This thriller brings new vitality to a classic genre.
Film noir gets a sunburn in "The Square," a neat, nasty Australian import that bears comparison with "Body Heat" and "Blood Simple." The components are familiar: grafting land developers, gangsters, a bag of cash, a beauty and a patsy. Yet the film thwarts our expectations at every turn. Bad behavior is rewarded, good deeds are punished, and brutal misfortune rains upon the unjust and innocent alike. The film's sunny suburban streets tingle with psychological distress as if they were midnight urban alleys.
The square of the title refers both to a housing development and the regular-Joe site manager overseeing its construction. Ray (David Roberts) wants nothing of the rooted life his project will provide for its customers. He's suffocating in placid midlife domesticity, eager to dump his wife and run off with married neighbor Carla (Claire van der Boom). She's ready to ditch Smithy, a rough-edged tow-truck driver with criminal connections. But the small-time kickbacks Ray takes from his subcontractors aren't enough to finance their getaway. Then Carla spies Smithy hiding a satchel full of cash, and hasty, poorly laid plans trigger an appalling pileup of corpses.

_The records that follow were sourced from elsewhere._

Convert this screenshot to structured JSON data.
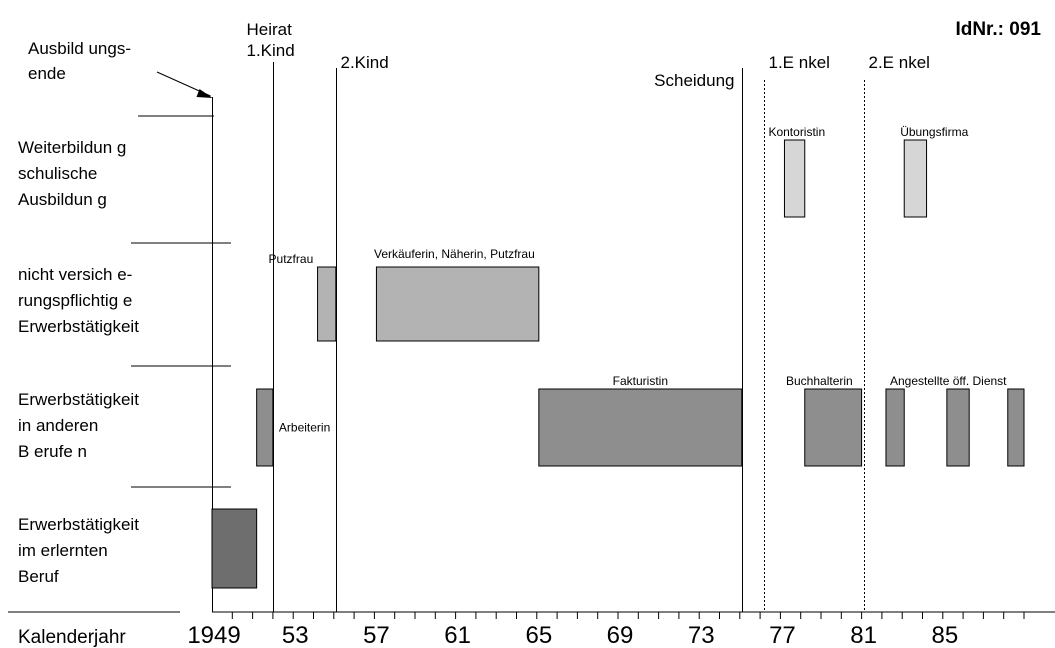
{
  "chart_data": {
    "type": "timeline",
    "id_label": "IdNr.: 091",
    "x_axis": {
      "label": "Kalenderjahr",
      "range": [
        1948,
        1990
      ],
      "tick_labels": [
        {
          "value": 1949,
          "text": "1949"
        },
        {
          "value": 1953,
          "text": "53"
        },
        {
          "value": 1957,
          "text": "57"
        },
        {
          "value": 1961,
          "text": "61"
        },
        {
          "value": 1965,
          "text": "65"
        },
        {
          "value": 1969,
          "text": "69"
        },
        {
          "value": 1973,
          "text": "73"
        },
        {
          "value": 1977,
          "text": "77"
        },
        {
          "value": 1981,
          "text": "81"
        },
        {
          "value": 1985,
          "text": "85"
        }
      ]
    },
    "rows": [
      {
        "key": "weiterbildung",
        "lines": [
          "Weiterbildun g",
          "schulische",
          "Ausbildun g"
        ]
      },
      {
        "key": "nicht_versicherungspflichtig",
        "lines": [
          "nicht versich e-",
          "rungspflichtig e",
          "Erwerbstätigkeit"
        ]
      },
      {
        "key": "andere_berufe",
        "lines": [
          "Erwerbstätigkeit",
          "in anderen",
          "B erufe n"
        ]
      },
      {
        "key": "erlernter_beruf",
        "lines": [
          "Erwerbstätigkeit",
          "im erlernten",
          "Beruf"
        ]
      }
    ],
    "events": [
      {
        "lines": [
          "Ausbild ungs-",
          "ende"
        ],
        "year": 1948.9,
        "style": "arrow"
      },
      {
        "lines": [
          "Heirat",
          "1.Kind"
        ],
        "year": 1951.9,
        "style": "solid"
      },
      {
        "lines": [
          "2.Kind"
        ],
        "year": 1955,
        "style": "solid"
      },
      {
        "lines": [
          "Scheidung"
        ],
        "year": 1975,
        "style": "solid"
      },
      {
        "lines": [
          "1.E nkel"
        ],
        "year": 1976.1,
        "style": "dotted"
      },
      {
        "lines": [
          "2.E nkel"
        ],
        "year": 1981,
        "style": "dotted"
      }
    ],
    "bars": [
      {
        "row": "erlernter_beruf",
        "start": 1948.9,
        "end": 1951.1,
        "label": "",
        "color": "#6e6e6e"
      },
      {
        "row": "andere_berufe",
        "start": 1951.1,
        "end": 1951.9,
        "label": "Arbeiterin",
        "label_pos": "right",
        "color": "#8e8e8e"
      },
      {
        "row": "nicht_versicherungspflichtig",
        "start": 1954.1,
        "end": 1955,
        "label": "Putzfrau",
        "label_pos": "top",
        "color": "#b3b3b3"
      },
      {
        "row": "nicht_versicherungspflichtig",
        "start": 1957,
        "end": 1965,
        "label": "Verkäuferin, Näherin, Putzfrau",
        "label_pos": "top",
        "color": "#b3b3b3"
      },
      {
        "row": "andere_berufe",
        "start": 1965,
        "end": 1975,
        "label": "Fakturistin",
        "label_pos": "top",
        "color": "#8e8e8e"
      },
      {
        "row": "weiterbildung",
        "start": 1977.1,
        "end": 1978.1,
        "label": "Kontoristin",
        "label_pos": "top",
        "color": "#d6d6d6"
      },
      {
        "row": "andere_berufe",
        "start": 1978.1,
        "end": 1980.9,
        "label": "Buchhalterin",
        "label_pos": "top",
        "color": "#8e8e8e"
      },
      {
        "row": "weiterbildung",
        "start": 1983,
        "end": 1984.1,
        "label": "Übungsfirma",
        "label_pos": "top",
        "color": "#d6d6d6"
      },
      {
        "row": "andere_berufe",
        "start": 1982.1,
        "end": 1983,
        "label": "Angestellte öff. Dienst",
        "label_pos": "top",
        "color": "#8e8e8e"
      },
      {
        "row": "andere_berufe",
        "start": 1985.1,
        "end": 1986.2,
        "label": "",
        "color": "#8e8e8e"
      },
      {
        "row": "andere_berufe",
        "start": 1988.1,
        "end": 1988.9,
        "label": "",
        "color": "#8e8e8e"
      }
    ]
  }
}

The dramatic structure is familiar, but the characters don't fit neatly into the usual pigeonholes. Ray is not the typical no-good noir protagonist but a cautious, nervous middle manager who's shocked when he finds himself capable of killing. His wife is no shrew, his lover no wicked siren, her husband no standard-issue brute. The nicest character in the mix is an arsonist (Joel Edgerton, the film's co-writer) with a strong moral code. There's no compelling reason for the characters to take desperate measures. If they simply filed for divorce and moved on, they could have had a decent life. But lust -- for each other and for Smithy's dirty cash -- makes them act as if it's emergency time and the old rules no longer apply.

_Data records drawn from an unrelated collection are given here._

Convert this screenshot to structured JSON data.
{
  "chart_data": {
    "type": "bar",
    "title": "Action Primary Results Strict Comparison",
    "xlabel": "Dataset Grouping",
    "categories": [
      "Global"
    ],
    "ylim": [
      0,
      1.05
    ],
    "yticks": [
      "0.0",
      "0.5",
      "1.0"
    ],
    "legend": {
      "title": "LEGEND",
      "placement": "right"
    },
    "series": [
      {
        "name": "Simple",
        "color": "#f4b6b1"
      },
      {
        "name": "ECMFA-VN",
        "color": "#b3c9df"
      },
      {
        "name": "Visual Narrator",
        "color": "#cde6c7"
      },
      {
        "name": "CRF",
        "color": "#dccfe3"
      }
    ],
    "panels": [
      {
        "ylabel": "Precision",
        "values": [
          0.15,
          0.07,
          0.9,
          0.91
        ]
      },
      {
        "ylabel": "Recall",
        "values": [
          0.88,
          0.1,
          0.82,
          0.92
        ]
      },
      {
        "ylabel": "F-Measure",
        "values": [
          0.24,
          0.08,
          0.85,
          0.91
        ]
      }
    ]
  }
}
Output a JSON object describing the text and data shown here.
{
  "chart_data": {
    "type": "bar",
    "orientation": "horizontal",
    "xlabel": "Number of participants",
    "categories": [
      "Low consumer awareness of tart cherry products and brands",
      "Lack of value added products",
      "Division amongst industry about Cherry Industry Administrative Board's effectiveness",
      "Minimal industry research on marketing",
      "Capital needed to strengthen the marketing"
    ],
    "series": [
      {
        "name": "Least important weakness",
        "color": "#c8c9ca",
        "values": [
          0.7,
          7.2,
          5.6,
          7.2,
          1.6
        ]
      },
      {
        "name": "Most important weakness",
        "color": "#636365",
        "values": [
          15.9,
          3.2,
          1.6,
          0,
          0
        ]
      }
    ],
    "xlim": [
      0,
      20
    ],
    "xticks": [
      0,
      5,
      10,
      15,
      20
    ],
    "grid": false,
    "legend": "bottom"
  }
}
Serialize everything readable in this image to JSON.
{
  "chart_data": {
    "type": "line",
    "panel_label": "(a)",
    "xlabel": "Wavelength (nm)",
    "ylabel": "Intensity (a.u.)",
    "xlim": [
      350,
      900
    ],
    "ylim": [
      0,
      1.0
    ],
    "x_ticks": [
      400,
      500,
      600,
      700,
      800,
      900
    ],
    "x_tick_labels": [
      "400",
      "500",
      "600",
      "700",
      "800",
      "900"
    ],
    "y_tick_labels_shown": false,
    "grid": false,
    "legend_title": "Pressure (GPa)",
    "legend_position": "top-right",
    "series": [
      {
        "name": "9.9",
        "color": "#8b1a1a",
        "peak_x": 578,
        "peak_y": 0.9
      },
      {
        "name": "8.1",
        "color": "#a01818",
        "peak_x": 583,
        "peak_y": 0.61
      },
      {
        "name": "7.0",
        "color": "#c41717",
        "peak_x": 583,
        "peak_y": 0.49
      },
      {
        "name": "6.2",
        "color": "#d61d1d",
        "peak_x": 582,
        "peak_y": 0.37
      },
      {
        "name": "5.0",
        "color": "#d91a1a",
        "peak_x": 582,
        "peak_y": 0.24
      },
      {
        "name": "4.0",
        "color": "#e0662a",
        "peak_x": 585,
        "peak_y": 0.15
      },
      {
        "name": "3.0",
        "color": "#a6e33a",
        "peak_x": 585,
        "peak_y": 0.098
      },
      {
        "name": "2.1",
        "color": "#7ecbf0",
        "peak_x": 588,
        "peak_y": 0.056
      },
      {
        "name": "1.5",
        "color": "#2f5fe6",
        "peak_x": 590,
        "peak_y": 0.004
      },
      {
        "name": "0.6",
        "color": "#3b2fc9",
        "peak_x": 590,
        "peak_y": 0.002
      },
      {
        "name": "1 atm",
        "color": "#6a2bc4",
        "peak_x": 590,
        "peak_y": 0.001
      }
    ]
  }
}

Ray isn't a bad or stupid man, he's just not especially good or bright. He's a bad bluffer, too; Roberts wears a look that says "I'm guilty" even before the felonies begin to mount. When he discovers links between his own misdeeds and a larger web of municipal corruption, his dumbfounded expression is almost laughable. The film draws a dark comic parallel between his yearning for Carla and the instinctual mating dance between their dogs.

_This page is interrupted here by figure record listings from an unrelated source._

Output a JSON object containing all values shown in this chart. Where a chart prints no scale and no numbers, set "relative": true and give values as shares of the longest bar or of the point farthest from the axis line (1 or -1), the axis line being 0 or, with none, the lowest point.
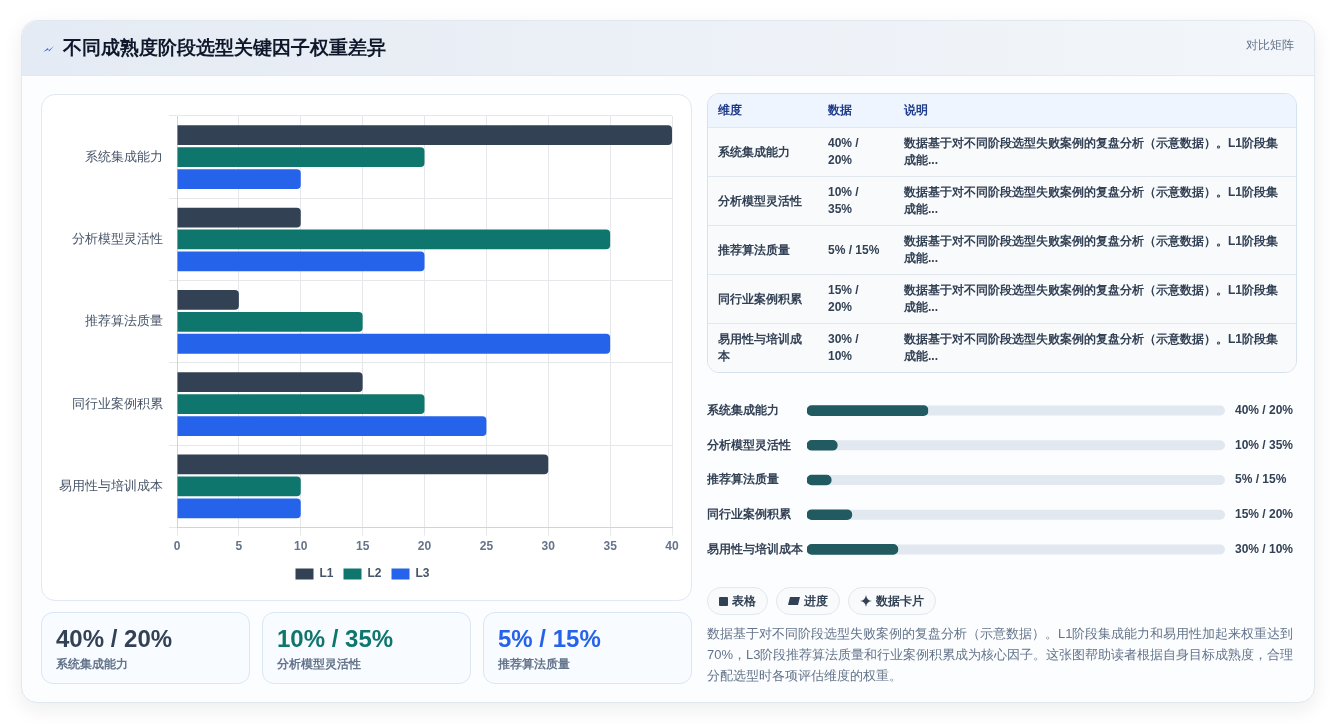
{
  "chart_data": [
    {
      "type": "bar",
      "title": "不同成熟度阶段选型关键因子权重差异",
      "orientation": "horizontal",
      "categories": [
        "系统集成能力",
        "分析模型灵活性",
        "推荐算法质量",
        "同行业案例积累",
        "易用性与培训成本"
      ],
      "series": [
        {
          "name": "L1",
          "color": "#334155",
          "values": [
            40,
            10,
            5,
            15,
            30
          ]
        },
        {
          "name": "L2",
          "color": "#0f766e",
          "values": [
            20,
            35,
            15,
            20,
            10
          ]
        },
        {
          "name": "L3",
          "color": "#2563eb",
          "values": [
            10,
            20,
            35,
            25,
            10
          ]
        }
      ],
      "xlim": [
        0,
        40
      ],
      "xticks": [
        0,
        5,
        10,
        15,
        20,
        25,
        30,
        35,
        40
      ],
      "grid": true,
      "legend": "bottom",
      "annotations": [
        "对比矩阵",
        "数据基于对不同阶段选型失败案例的复盘分析（示意数据）。L1阶段集成能力和易用性加起来权重达到70%，L3阶段推荐算法质量和行业案例积累成为核心因子。这张图帮助读者根据自身目标成熟度，合理分配选型时各项评估维度的权重。"
      ]
    },
    {
      "type": "other",
      "annotations": [
        "40% / 20%",
        "系统集成能力",
        "10% / 35%",
        "分析模型灵活性",
        "5% / 15%",
        "推荐算法质量"
      ],
      "colors": [
        "#334155",
        "#0f766e",
        "#2563eb"
      ]
    },
    {
      "type": "other",
      "annotations": [
        "维度",
        "数据",
        "说明",
        "系统集成能力",
        "40% / 20%",
        "数据基于对不同阶段选型失败案例的复盘分析（示意数据）。L1阶段集成能...",
        "分析模型灵活性",
        "10% / 35%",
        "数据基于对不同阶段选型失败案例的复盘分析（示意数据）。L1阶段集成能...",
        "推荐算法质量",
        "5% / 15%",
        "数据基于对不同阶段选型失败案例的复盘分析（示意数据）。L1阶段集成能...",
        "同行业案例积累",
        "15% / 20%",
        "数据基于对不同阶段选型失败案例的复盘分析（示意数据）。L1阶段集成能...",
        "易用性与培训成本",
        "30% / 10%",
        "数据基于对不同阶段选型失败案例的复盘分析（示意数据）。L1阶段集成能..."
      ]
    },
    {
      "type": "bar",
      "orientation": "horizontal",
      "relative": true,
      "categories": [
        "系统集成能力",
        "分析模型灵活性",
        "推荐算法质量",
        "同行业案例积累",
        "易用性与培训成本"
      ],
      "values": [
        1,
        0.25,
        0.2,
        0.37,
        0.75
      ],
      "color": "#215b61",
      "annotations": [
        "40% / 20%",
        "10% / 35%",
        "5% / 15%",
        "15% / 20%",
        "30% / 10%"
      ]
    },
    {
      "type": "other",
      "annotations": [
        "表格",
        "进度",
        "数据卡片"
      ]
    }
  ]
}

While it lacks the sultry sex appeal that powers some of the best noirs, "The Square" is an intense and exciting thriller, smarter than most films with the same themes. Peripheral characters come forward to play important and surprising roles as the twist-studded plot adds snoops, blackmailers and witnesses to the dirty doings. Even though you know awful things are looming, director Nash Edgerton springs them so swiftly that they hit you before you're prepared. The violence is messy, but the timing is elegant. At the finale, following a bloody showdown, one of the characters stumbles out into the street, staggering unsteadily as if stunned by a blow to the head. "The Square" packs that kind of wallop.